Comparison of fundamental frequency estimators with subharmonic voice signals
Takeshi Ikuma, Melda Kunduk, Andrew J. McWhorter
TL;DR
This study addresses the challenge that subharmonic voicing can bias estimates of the speaking fundamental frequency $f_o$, which underpins many clinical acoustic metrics. It compares five estimators—Praat, Harvest, YAAPT, CREPE, and FCN-F0—on sustained vowels from the KayPENTAX Disordered Voice Database, using ground-truth annotations for $f_o$ and a quality-of-estimate framework plus SHR to quantify subharmonics. The results show that FCN-F0 and CREPE achieve the highest per-frame accuracy (≈96% and ≈95% respectively), with ACF performing worst (≈62%); deep learning models also better manage subharmonic errors across SHR ranges. These findings support employing deep-learning-based $f_o$ estimation in clinical contexts and suggest that retraining with subharmonic data could further improve performance, particularly for high SHR cases.
Abstract
In clinical voice signal analysis, mishandling of subharmonic voicing may cause an acoustic parameter to signal false negatives.

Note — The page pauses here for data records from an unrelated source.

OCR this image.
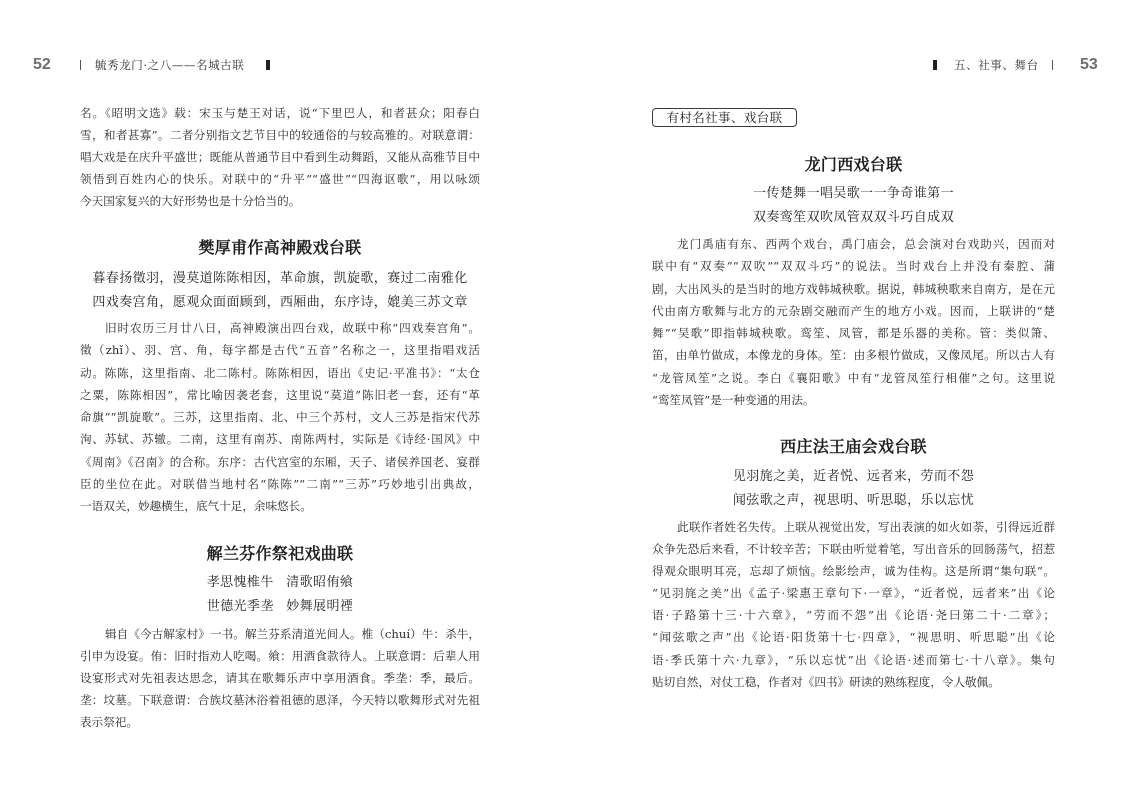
52	毓秀龙门·之八——名城古联	五、社事、舞台	53
名。《昭明文选》载：宋玉与楚王对话，说“下里巴人，和者甚众；阳春白
雪，和者甚寡”。二者分别指文艺节目中的较通俗的与较高雅的。对联意谓：
唱大戏是在庆升平盛世；既能从普通节目中看到生动舞蹈，又能从高雅节目中
领悟到百姓内心的快乐。对联中的“升平”“盛世”“四海讴歌”，用以咏颂
今天国家复兴的大好形势也是十分恰当的。
樊厚甫作高神殿戏台联
暮春扬徵羽，漫莫道陈陈相因，革命旗，凯旋歌，赛过二南雅化
四戏奏宫角，愿观众面面顾到，西厢曲，东序诗，媲美三苏文章
旧时农历三月廿八日，高神殿演出四台戏，故联中称“四戏奏宫角”。
徵（zhǐ）、羽、宫、角，每字都是古代“五音”名称之一，这里指唱戏活
动。陈陈，这里指南、北二陈村。陈陈相因，语出《史记·平准书》：“太仓
之粟，陈陈相因”，常比喻因袭老套，这里说“莫道”陈旧老一套，还有“革
命旗”“凯旋歌”。三苏，这里指南、北、中三个苏村，文人三苏是指宋代苏
洵、苏轼、苏辙。二南，这里有南苏、南陈两村，实际是《诗经·国风》中
《周南》《召南》的合称。东序：古代宫室的东厢，天子、诸侯养国老、宴群
臣的坐位在此。对联借当地村名“陈陈”“二南”“三苏”巧妙地引出典故，
一语双关，妙趣横生，底气十足，余味悠长。
解兰芬作祭祀戏曲联
孝思愧椎牛 清歌昭侑飨
世德光季垄 妙舞展明禋
辑自《今古解家村》一书。解兰芬系清道光间人。椎（chuí）牛：杀牛，
引申为设宴。侑：旧时指劝人吃喝。飨：用酒食款待人。上联意谓：后辈人用
设宴形式对先祖表达思念，请其在歌舞乐声中享用酒食。季垄：季，最后。
垄：坟墓。下联意谓：合族坟墓沐浴着祖德的恩泽，今天特以歌舞形式对先祖
表示祭祀。
有村名社事、戏台联
龙门西戏台联
一传楚舞一唱吴歌一一争奇谁第一
双奏鸾笙双吹凤管双双斗巧自成双
龙门禹庙有东、西两个戏台，禹门庙会，总会演对台戏助兴，因而对
联中有“双奏”“双吹”“双双斗巧”的说法。当时戏台上并没有秦腔、蒲
剧，大出风头的是当时的地方戏韩城秧歌。据说，韩城秧歌来自南方，是在元
代由南方歌舞与北方的元杂剧交融而产生的地方小戏。因而，上联讲的“楚
舞”“吴歌”即指韩城秧歌。鸾笙、凤管，都是乐器的美称。管：类似箫、
笛，由单竹做成，本像龙的身体。笙：由多根竹做成，又像凤尾。所以古人有
“龙管凤笙”之说。李白《襄阳歌》中有“龙管凤笙行相催”之句。这里说
“鸾笙凤管”是一种变通的用法。
西庄法王庙会戏台联
见羽旄之美，近者悦、远者来，劳而不怨
闻弦歌之声，视思明、听思聪，乐以忘忧
此联作者姓名失传。上联从视觉出发，写出表演的如火如荼，引得远近群
众争先恐后来看，不计较辛苦；下联由听觉着笔，写出音乐的回肠荡气，招惹
得观众眼明耳亮，忘却了烦恼。绘影绘声，诚为佳构。这是所谓“集句联”。
“见羽旄之美”出《孟子·梁惠王章句下·一章》，“近者悦，远者来”出《论
语·子路第十三·十六章》，“劳而不怨”出《论语·尧曰第二十·二章》；
“闻弦歌之声”出《论语·阳货第十七·四章》，“视思明、听思聪”出《论
语·季氏第十六·九章》，“乐以忘忧”出《论语·述而第七·十八章》。集句
贴切自然，对仗工稳，作者对《四书》研读的熟练程度，令人敬佩。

As such, the ability of a fundamental frequency estimator to identify speaking fundamental frequency is critical. This paper presents a sustained-vowel study, which used a quality-of-estimate classification to identify subharmonic errors and subharmonics-to-harmonics ratio (SHR) to measure the strength of subharmonic voicing. Five estimators were studied with a sustained vowel dataset: Praat, YAAPT, Harvest, CREPE, and FCN-F0. FCN-F0, a deep-learning model, performed the best both in overall accuracy and in correctly resolving subharmonic signals. CREPE and Harvest are also highly capable estimators for sustained vowel analysis.